One of my rainy-day-when-I-have-more-money projects is to get a tiny camera like one of the ones above, a transmitter like the one above, and a tiny rechargeable battery, and see how compact I can make the result. I'm putting it off until I have more money because I know I'll obsess about it until it's _really, really small_...

FWIW, what I just described does already exist as a finished product. Here's a 2.4GHz version: https://www.selfdefensegearco.com/MiniWirelessSpyCamera.htm



This one really creeps me out https://www.amazon.com/Screw-Head-Mini-Hidden-Camera/dp/B014...

How often do you really pay attention to screws?


> How often do you really pay attention to screws?

I’d like to imagine someone install one of these in the middle of an otherwise clean white wall, where it’ll stick out like a sore thumb :p


I spent a short moment now looking around the office for the best spot a would-be creep could install a hidden camera. I realized two things:

- There ain't that many things with visible, people-facing screws these days.

- Even if you found one (e.g. a back of a LCD screen), you'd have to match the screw in size and color, or it would stick out.

I guess this method is best used when you control the entire object in which a screw-camera is to be embedded.


Somewhere on Amazon there is a screw camera that has a product photo of the camera installed on what appears to be a bathroom stall door. I can’t find it right now, but it totally blew me away that they’d be so blatant.


yeah and leds


I've had a look at the Naneye you linked - I couldn't find the reason why the camera would not be optical. Optical in the sense of "has an optical system with a detector that registers photons close to the visible spectrum" (in contrast to microwaves).

I can imagine it's got a pinhole and a CCD, which is why there have to be four powerful LEDs illuminating the vicinity for it to reach the 44fps framerate without everything being just noise.


I have N-scale model trains (1:160) and really wish I could get the iPhone's camera workings for purchase to put on a train.


Could you lay a better camera on a flatbed car and push that car from behind with an engine? So it would be an engineer's eye view. And get power from the rails or from batteries on another flatcar.


It still needs to be quite small, as there are realistically proportioned tunnels, railroad station halls, and trackside buildings a large camera will bump into.

I wind up with about 20mm vertically and 30mm horizontally to work with when you count the space used by the flatbed.

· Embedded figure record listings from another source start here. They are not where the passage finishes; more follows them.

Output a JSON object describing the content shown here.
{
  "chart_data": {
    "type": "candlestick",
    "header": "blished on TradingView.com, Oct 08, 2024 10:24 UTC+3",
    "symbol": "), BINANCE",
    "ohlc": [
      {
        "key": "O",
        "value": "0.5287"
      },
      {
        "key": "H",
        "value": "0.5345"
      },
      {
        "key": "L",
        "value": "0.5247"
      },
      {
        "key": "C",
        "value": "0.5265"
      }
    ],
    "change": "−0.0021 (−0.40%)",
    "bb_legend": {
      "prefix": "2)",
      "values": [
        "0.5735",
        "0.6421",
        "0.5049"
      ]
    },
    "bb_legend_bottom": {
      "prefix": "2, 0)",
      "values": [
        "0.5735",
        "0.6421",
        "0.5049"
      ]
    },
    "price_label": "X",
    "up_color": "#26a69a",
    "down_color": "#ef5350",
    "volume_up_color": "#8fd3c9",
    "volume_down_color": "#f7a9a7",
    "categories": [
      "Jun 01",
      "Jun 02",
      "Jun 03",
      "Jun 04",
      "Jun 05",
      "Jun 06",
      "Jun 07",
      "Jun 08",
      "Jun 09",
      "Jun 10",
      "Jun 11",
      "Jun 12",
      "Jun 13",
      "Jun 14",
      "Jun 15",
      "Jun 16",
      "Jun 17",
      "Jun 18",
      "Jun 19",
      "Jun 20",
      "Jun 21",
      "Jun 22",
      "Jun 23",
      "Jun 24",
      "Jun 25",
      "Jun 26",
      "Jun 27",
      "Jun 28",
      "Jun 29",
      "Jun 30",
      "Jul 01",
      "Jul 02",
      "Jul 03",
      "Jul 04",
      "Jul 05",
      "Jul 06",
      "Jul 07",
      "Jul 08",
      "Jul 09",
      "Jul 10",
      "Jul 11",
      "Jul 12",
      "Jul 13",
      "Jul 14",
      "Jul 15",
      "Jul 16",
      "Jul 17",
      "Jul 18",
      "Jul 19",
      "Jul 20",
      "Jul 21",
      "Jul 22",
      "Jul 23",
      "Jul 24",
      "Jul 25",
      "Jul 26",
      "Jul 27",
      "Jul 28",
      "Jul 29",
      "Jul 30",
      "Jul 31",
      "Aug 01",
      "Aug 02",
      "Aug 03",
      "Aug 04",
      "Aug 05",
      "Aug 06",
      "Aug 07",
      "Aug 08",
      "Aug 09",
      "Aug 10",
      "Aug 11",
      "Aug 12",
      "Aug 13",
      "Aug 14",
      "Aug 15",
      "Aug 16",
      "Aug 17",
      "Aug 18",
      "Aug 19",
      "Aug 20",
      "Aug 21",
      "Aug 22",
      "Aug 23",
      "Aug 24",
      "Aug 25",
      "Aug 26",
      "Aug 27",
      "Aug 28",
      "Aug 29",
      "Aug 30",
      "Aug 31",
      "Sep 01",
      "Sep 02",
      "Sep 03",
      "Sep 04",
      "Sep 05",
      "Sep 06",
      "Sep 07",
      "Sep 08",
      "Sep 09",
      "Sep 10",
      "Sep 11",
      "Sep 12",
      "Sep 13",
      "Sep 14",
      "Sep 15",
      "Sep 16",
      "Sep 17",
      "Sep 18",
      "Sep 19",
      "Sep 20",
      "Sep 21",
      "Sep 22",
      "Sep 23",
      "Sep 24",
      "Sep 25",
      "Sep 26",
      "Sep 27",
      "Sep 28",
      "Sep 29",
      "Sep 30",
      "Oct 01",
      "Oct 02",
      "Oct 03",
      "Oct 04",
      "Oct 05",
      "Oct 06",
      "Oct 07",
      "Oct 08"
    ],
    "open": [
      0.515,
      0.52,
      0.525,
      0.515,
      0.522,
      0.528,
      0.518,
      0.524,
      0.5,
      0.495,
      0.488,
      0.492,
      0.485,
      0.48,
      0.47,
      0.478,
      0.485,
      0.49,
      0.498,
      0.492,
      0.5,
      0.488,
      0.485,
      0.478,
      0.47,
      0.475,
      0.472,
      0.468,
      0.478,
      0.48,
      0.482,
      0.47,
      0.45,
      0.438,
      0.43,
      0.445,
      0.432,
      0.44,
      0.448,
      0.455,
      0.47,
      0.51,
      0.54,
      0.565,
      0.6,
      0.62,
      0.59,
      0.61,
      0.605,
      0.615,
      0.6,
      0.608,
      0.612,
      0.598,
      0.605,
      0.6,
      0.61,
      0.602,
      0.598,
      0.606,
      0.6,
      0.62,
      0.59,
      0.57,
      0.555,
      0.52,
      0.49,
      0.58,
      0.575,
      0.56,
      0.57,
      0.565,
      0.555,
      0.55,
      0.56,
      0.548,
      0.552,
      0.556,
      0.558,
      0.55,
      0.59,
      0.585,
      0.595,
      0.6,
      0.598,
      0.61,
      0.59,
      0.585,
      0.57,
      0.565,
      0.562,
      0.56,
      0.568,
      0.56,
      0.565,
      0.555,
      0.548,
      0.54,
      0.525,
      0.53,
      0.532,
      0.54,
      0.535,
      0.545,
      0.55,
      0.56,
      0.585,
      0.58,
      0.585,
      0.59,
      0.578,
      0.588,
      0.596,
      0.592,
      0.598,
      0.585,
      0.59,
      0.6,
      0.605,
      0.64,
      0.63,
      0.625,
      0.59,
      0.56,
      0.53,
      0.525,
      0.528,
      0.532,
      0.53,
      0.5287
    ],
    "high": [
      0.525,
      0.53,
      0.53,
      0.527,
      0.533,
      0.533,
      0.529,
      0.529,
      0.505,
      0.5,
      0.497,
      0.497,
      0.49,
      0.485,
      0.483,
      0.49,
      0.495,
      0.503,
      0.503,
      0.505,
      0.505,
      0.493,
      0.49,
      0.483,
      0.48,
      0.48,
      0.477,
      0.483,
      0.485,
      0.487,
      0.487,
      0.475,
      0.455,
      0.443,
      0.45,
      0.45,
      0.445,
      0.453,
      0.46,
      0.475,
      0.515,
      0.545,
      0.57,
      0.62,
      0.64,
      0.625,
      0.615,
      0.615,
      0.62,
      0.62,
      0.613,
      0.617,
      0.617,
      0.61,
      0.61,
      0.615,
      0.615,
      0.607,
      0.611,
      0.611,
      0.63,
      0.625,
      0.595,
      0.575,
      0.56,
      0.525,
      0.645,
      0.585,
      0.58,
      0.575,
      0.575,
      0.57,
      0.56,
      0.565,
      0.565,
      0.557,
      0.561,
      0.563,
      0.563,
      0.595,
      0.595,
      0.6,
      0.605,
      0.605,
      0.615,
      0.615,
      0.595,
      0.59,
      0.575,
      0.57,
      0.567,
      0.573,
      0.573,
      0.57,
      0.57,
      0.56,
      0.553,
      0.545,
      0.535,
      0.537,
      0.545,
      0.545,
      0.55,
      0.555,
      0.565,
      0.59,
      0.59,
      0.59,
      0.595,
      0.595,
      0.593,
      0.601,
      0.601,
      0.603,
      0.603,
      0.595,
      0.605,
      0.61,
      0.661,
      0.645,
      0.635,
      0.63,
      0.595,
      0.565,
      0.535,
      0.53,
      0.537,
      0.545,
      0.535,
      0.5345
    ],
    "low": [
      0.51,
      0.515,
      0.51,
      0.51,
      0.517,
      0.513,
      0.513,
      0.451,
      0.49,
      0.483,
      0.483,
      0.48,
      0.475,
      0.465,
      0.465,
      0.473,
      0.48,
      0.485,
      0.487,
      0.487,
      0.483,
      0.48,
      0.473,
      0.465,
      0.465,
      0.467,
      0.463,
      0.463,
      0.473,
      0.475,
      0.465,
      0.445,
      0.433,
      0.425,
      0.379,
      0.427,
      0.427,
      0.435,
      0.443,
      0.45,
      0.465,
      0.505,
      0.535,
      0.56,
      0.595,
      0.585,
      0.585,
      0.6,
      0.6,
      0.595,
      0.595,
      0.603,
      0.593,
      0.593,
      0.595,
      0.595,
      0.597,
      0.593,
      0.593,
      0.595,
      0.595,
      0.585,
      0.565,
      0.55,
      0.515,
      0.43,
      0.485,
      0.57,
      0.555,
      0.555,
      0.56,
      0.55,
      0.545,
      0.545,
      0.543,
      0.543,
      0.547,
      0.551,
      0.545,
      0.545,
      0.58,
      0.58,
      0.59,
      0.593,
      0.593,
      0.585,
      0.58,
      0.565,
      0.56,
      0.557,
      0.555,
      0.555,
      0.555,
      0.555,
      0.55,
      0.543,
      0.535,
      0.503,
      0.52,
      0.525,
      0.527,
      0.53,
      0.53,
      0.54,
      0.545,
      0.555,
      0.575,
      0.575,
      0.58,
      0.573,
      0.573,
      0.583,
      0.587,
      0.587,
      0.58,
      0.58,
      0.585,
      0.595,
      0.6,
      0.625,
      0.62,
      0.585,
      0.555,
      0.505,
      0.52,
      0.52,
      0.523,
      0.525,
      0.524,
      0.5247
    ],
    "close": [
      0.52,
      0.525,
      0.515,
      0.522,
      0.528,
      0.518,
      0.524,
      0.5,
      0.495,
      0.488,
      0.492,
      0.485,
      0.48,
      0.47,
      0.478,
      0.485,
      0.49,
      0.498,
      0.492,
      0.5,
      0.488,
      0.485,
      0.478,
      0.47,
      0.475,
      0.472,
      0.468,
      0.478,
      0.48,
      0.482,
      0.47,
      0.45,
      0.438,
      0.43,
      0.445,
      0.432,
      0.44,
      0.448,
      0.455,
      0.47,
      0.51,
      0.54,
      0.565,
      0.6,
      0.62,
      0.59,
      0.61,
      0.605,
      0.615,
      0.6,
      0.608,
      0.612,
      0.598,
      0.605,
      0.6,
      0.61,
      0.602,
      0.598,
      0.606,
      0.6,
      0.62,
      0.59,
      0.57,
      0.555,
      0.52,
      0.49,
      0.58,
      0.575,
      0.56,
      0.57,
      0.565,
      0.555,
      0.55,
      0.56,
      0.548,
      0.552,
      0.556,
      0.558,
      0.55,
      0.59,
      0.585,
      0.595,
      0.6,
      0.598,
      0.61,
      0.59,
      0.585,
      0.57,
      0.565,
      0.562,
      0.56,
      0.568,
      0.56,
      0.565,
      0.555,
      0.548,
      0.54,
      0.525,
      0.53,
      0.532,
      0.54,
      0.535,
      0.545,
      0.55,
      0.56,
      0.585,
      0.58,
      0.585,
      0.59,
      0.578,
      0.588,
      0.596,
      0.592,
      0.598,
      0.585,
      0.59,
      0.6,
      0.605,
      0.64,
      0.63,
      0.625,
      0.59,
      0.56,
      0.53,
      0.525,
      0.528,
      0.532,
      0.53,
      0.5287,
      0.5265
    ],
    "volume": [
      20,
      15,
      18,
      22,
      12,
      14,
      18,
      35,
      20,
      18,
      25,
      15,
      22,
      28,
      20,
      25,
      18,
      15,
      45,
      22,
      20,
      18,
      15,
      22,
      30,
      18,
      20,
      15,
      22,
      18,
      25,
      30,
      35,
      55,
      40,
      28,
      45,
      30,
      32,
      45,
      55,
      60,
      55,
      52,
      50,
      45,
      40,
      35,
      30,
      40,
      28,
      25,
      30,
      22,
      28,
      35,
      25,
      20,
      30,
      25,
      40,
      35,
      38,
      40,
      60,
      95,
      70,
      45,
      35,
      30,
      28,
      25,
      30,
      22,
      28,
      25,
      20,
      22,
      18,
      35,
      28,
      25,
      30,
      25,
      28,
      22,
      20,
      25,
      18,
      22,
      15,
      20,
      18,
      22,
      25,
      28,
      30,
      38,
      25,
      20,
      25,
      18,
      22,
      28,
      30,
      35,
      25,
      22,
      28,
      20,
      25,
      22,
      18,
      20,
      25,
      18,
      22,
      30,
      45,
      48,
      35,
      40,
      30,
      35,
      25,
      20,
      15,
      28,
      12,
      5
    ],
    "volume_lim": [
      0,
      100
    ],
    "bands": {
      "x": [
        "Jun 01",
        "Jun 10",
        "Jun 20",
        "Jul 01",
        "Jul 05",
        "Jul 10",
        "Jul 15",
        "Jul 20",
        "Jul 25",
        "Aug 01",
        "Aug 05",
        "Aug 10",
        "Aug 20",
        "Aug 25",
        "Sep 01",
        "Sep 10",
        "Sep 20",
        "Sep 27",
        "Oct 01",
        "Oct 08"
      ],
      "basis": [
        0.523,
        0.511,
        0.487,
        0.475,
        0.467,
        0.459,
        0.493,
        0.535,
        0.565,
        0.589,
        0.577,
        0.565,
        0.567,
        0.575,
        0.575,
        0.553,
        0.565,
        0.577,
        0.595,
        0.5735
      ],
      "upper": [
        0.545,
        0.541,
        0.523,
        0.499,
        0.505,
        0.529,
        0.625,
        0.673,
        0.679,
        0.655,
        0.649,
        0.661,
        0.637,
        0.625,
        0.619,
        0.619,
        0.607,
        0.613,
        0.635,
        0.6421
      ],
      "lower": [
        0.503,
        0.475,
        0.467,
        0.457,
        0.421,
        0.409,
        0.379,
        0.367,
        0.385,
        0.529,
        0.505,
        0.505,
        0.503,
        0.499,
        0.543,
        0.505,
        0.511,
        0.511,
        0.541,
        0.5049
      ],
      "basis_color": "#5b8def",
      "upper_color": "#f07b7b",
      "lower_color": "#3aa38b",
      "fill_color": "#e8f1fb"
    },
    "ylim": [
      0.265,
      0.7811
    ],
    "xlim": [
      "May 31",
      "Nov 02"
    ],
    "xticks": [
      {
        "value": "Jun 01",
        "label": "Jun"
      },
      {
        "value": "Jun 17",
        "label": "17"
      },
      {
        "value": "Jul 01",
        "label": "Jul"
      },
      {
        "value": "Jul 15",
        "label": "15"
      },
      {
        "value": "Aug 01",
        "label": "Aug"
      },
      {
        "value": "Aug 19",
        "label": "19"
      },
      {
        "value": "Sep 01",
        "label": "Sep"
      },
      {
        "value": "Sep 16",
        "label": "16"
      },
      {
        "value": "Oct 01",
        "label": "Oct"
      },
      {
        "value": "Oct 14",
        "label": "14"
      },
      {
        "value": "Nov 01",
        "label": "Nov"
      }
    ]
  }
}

Sounds like it might be a good product for you or someone to come out with :-) A 10MP N-scale camera car.

What about a 2MP ESP8266-based Arducam? Lay it flat, use a tiny mirror to get the image ahead. Power it by the rails. Only slightly larger than a standard N-scale boxcar. http://www.arducam.com/world-smallest-esp8266-wifi-camera/

I'm an old model RRer myself. Hobby was just too expensive though.


Look at stuff for FPV drones, you may find something suitable. There are small cameras offering decent quality, e.g. Runcam Split 2.


I've found a lot like that one but they're all pretty low quality - that one's two megapixel. Far cry from the iPhone's 12, despite being physically larger.


You're looking to take still photos? Because the 2 megapixel one would take video at 1080p.


I got a little SQ-11 camera with the same two-megapixel res and it generated truly awful imagery. I suspect the higher megapixel cameras generate better video even if they're squishing the data down to 1080p frame sizes.


But a LAN isn't the physical counterpart of Wi-fi? you mean (ethernet) cable?


No idea but in any case I'd imagine SDN dongle could work as an effective RF sleuthing tool (wireless protocol known or not).